Grundsätzlich hat sich die Einstellung nicht verändert. Ohne ein einheitliches Regelwerk wird es schwierig oder sogar unmöglich, auf europäischer Ebene bis zum Jahr 2050 klimaneutral zu werden. Es ist wichtig, dass die EU-Taxonomie den Begriff „Nachhaltigkeit“ einheitlich definiert. Klar ist, dass sich für gewisse Unternehmen komplexere Anforderungen wie zum Beispiel durch die Corporate Sustainability Reporting Directive (CSRD) ergeben. Auch ich selbst kann die zunehmenden regulatorischen Anforderungen in der Beratung von vermögenden Privatkunden durch die verpflichtende Abfrage von Nachhaltigkeitspräferenzen seit dem 2. August spüren. Wichtig ist, in der Konzeption von Verordnungen darauf zu achten, Unternehmen und Finanzdienstleister nicht mit steigender Regulierung und komplexeren Anforderungen in der Entwicklung nachhaltiger Aktivitäten und Investmentlösungen zu hemmen.

 

 

In den vergangenen Monaten haben viele Banken und Asset Manager mit ESG-Spezialisten aufgerüstet, teilweise neue leitende Positionen geschaffen. Ein notwendiger Schritt, um mit den regulatorischen Ansprüchen Schritt zu halten?

Ja, sicherlich ein notwendiger und logischer Schritt. Ich bin der Überzeugung, dass es Sinn ergibt, ein eigenes ESG- oder Sustainable Finance Office als Kompetenzzentrum autark und losgelöst von Einheiten wie zum Beispiel dem Portfoliomanagement zu installieren. Um das Thema Nachhaltigkeit in der gesamten Investmentphilosophie und im Investmentprozess zu verankern, benötigt es erhebliche Ressourcen. Idealerweise kann ein solches Kompetenzzentrum auch beratungs- und vertriebsunterstützend eingesetzt werden. Unser SDG-Office von Feri beispielsweise unterstützt in der Formulierung einer Nachhaltigkeitsstrategie für das Familienvermögen unserer oft unternehmerisch geprägten Kunden.

Im Zusammenhang mit ESG wird häufig die Gefahr von Greenwashing thematisiert. War das auch Thema im Examen? Worauf achten Sie bei der Analyse, um solche Investments zu vermeiden?

Auch das CFA Institute sieht in Greenwashing eine wachsende Herausforderung, die auch auf das Fehlen von einheitlichen Standards zurückzuführen ist. Ich denke, die EU-Verordnung zur Transparenzpflicht nachhaltiger Finanzprodukte (SFDR) war ein wichtiger Schritt. Aber auch die CSRD, die auf Unternehmensebene aussagekräftige und transparente Nachhaltigkeitsinformationen fordert, sollte helfen, um gegen Greenwashing vorzugehen. Feri hat eigene Analyse- und Bewertungsverfahren entwickelt. Darüber hinaus haben wir Nachhaltigkeitskriterien in unserem gesamten Anlageprozess eingebettet. Die von mir beratenen Kunden sind zu einem großen Teil in individuellen Vermögensverwaltungskonzepten investiert. Auch im Rahmen unserer nicht explizit nachhaltigen Multi-Asset-Vermögensverwaltung haben wir inzwischen ESG-Mindestkriterien miteinbezogen, so dass das Portfolio eine eigene Feri Nachhaltigkeits-Mindestrichtlinie erfüllt.
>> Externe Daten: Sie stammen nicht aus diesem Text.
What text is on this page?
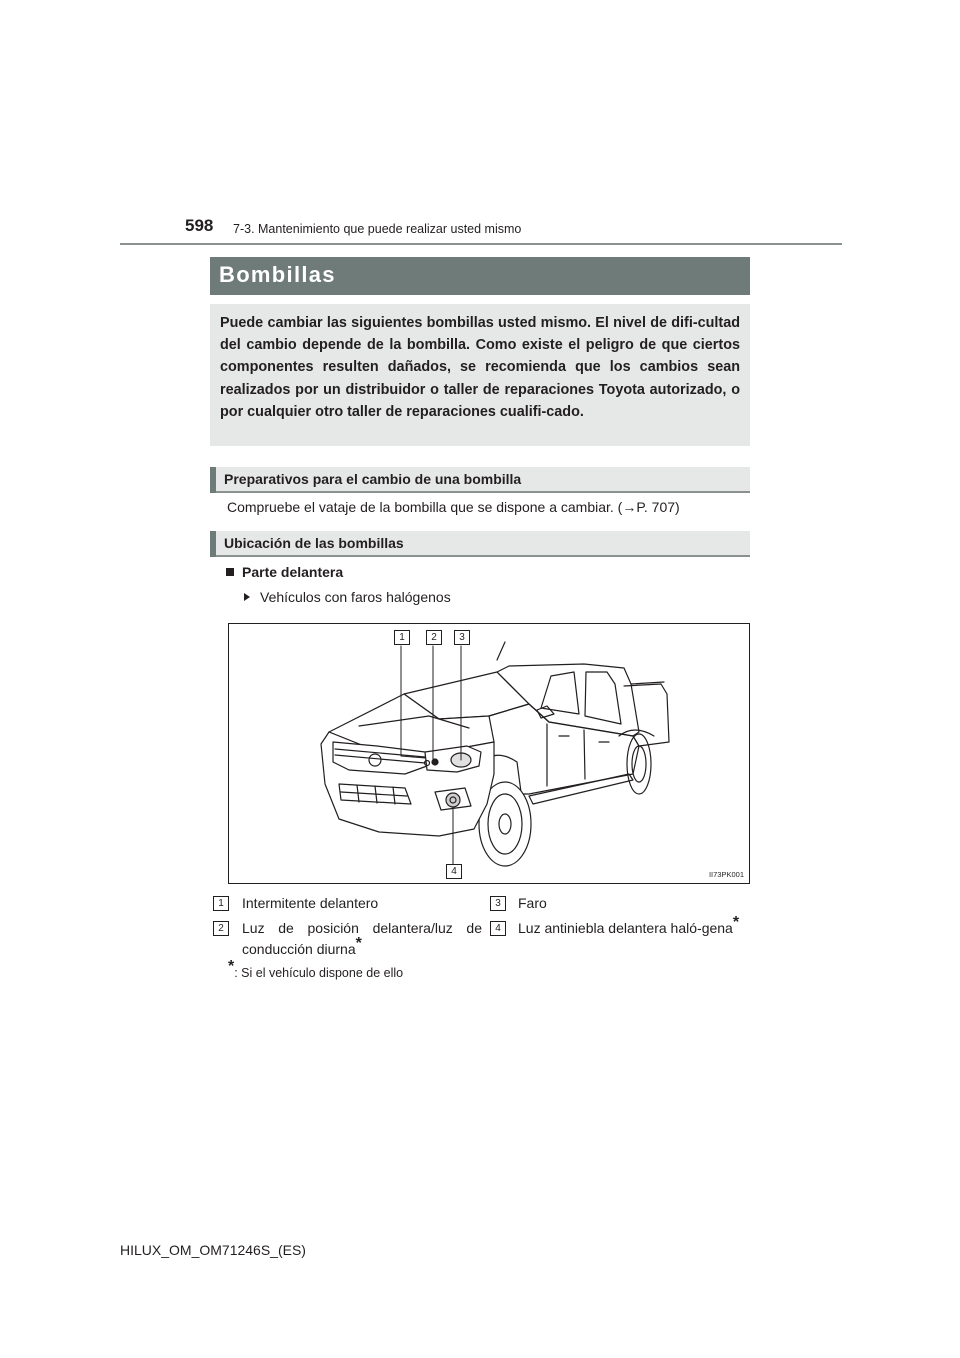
598 7-3. Mantenimiento que puede realizar usted mismo
Bombillas
Puede cambiar las siguientes bombillas usted mismo. El nivel de difi-cultad del cambio depende de la bombilla. Como existe el peligro de que ciertos componentes resulten dañados, se recomienda que los cambios sean realizados por un distribuidor o taller de reparaciones Toyota autorizado, o por cualquier otro taller de reparaciones cualifi-cado.
Preparativos para el cambio de una bombilla
Compruebe el vataje de la bombilla que se dispone a cambiar. (→P. 707)
Ubicación de las bombillas
Parte delantera
Vehículos con faros halógenos
1	2	3
4	II73PK001
1	Intermitente delantero
2	Luz de posición delantera/luz de conducción diurna*
3	Faro
4	Luz antiniebla delantera haló-gena*
*: Si el vehículo dispone de ello
HILUX_OM_OM71246S_(ES)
Über den Gesprächspartner:

Andreas Rothenaichner (35) ist als stellvertretender Direktor mit der Beratung und Betreuung vermögender Mandanten betraut. Er arbeitet seit mehr als zehn Jahren im Private Banking und Wealth Management und war vor seinem Wechsel zu Feri bei der Bethmann Bank und der Hypovereinsbank Kundenberater mit Schwerpunkt Vermögensverwaltung.